Yunnan's Honghe: Historic towns, ethnic nationalities and a unique cross-border railway
The highway descended through a narrow gorge as it headed to scenic Stone Forest (Shilin) from Kunming, capital of Southwest China's Yunnan province, in 1994. A tall bridge carried the Nanning-Kunming Railway across to a tunnel high up on a steep cliff. There I noticed what seemed an older line clinging to a ledge. This was a narrow-gauge railroad track dating back to the early 20th century, part of a route from Vietnam. By 1910 this French-initiated project connected the port of Haiphong, near Hanoi, with Kunming. Due to often difficult mountainous terrain, the 855 kilometer route was built with a one meter gauge compared to the standard 1.435 meters. Five years later, in December 1999, I departed Kunming North Station at 4 pm, heading south along that very line. A slow but fascinating journey with sleep impossible due to countless bends and heavy braking as the seven coach train navigated its way across frequent viaducts and penetrated seemingly endless tunnels before pulling into the border city of Hekou.

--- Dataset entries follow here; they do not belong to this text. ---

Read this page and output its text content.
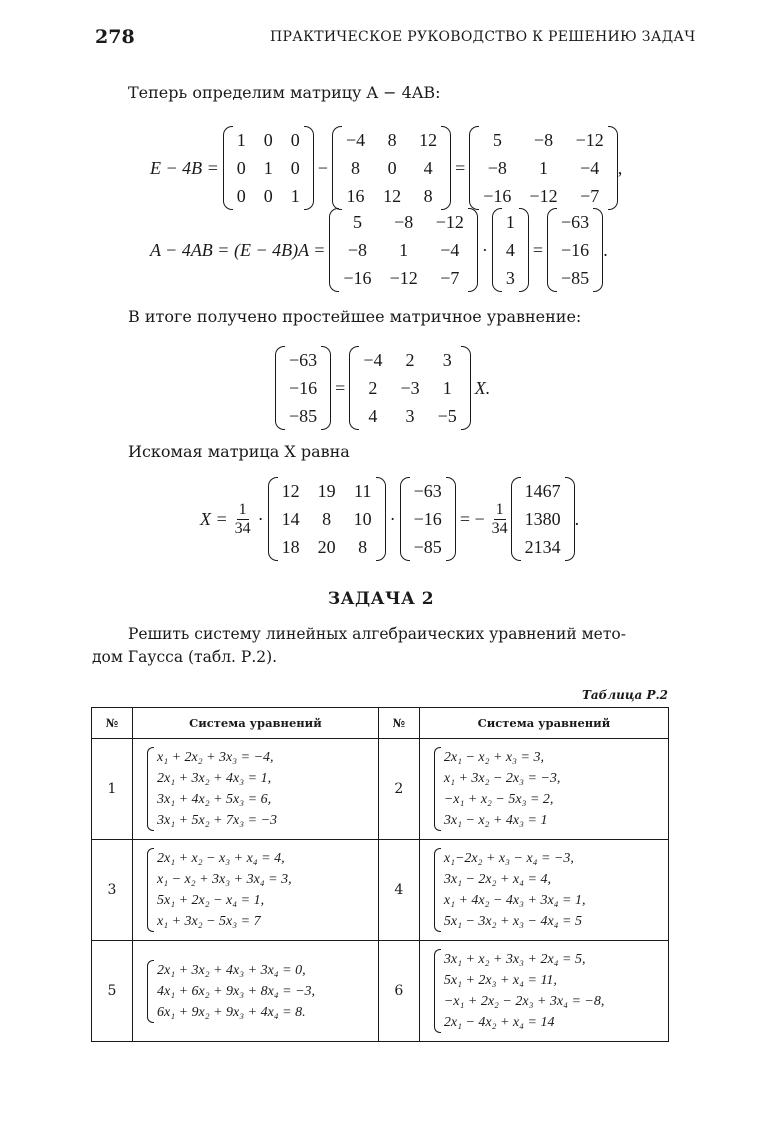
278	ПРАКТИЧЕСКОЕ РУКОВОДСТВО К РЕШЕНИЮ ЗАДАЧ
Теперь определим матрицу A − 4AB:
E − 4B =
1 0 0
0 1 0
0 0 1
−
−4 8 12
8 0 4
16 12 8
=
5	−8 −12
−8	1	−4
−16 −12 −7
,
A − 4AB = (E − 4B)A =
5	−8 −12
−8	1	−4
−16 −12 −7
·
1
4
3
=
−63
−16
−85
.
В итоге получено простейшее матричное уравнение:
−63
−16
−85
=
−4 2 3
2 −3 1
4 3 −5
X.
Искомая матрица X равна
$X = \frac{1}{34}$ ·
12 19 11
14 8 10
18 20 8
·
−63
−16
−85
= − $\frac{1}{34}$
1467
1380
2134
.
ЗАДАЧА 2
Решить систему линейных алгебраических уравнений мето-
дом Гаусса (табл. Р.2).
Таблица Р.2
№	Система уравнений	№	Система уравнений
1	x₁ + 2x₂ + 3x₃ = −4,
2x₁ + 3x₂ + 4x₃ = 1,
3x₁ + 4x₂ + 5x₃ = 6,
3x₁ + 5x₂ + 7x₃ = −3	2	2x₁ − x₂ + x₃ = 3,
x₁ + 3x₂ − 2x₃ = −3,
−x₁ + x₂ − 5x₃ = 2,
3x₁ − x₂ + 4x₃ = 1

3	2x₁ + x₂ − x₃ + x₄ = 4,
x₁ − x₂ + 3x₃ + 3x₄ = 3,
5x₁ + 2x₂ − x₄ = 1,
x₁ + 3x₂ − 5x₃ = 7	4	x₁−2x₂ + x₃ − x₄ = −3,
3x₁ − 2x₂ + x₄ = 4,
x₁ + 4x₂ − 4x₃ + 3x₄ = 1,
5x₁ − 3x₂ + x₃ − 4x₄ = 5

5	2x₁ + 3x₂ + 4x₃ + 3x₄ = 0,
4x₁ + 6x₂ + 9x₃ + 8x₄ = −3,
6x₁ + 9x₂ + 9x₃ + 4x₄ = 8.	6	3x₁ + x₂ + 3x₃ + 2x₄ = 5,
5x₁ + 2x₃ + x₄ = 11,
−x₁ + 2x₂ − 2x₃ + 3x₄ = −8,
2x₁ − 4x₂ + x₄ = 14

The railway continued onwards to Vietnam via a bridge over the Nanxihe, a tributary of the Red River (Honghe).
It was 7 am; the air felt humid and sultry, the town covered with dense fog. With some help, I found my hotel and slept for several hours before awaking to a panoramic view of the main river. Beyond were tropical forests climbing up towards the mountains of northern Vietnam. The mist had gone, the sky was blue and daytime temperatures were around 25 degrees. Perfect!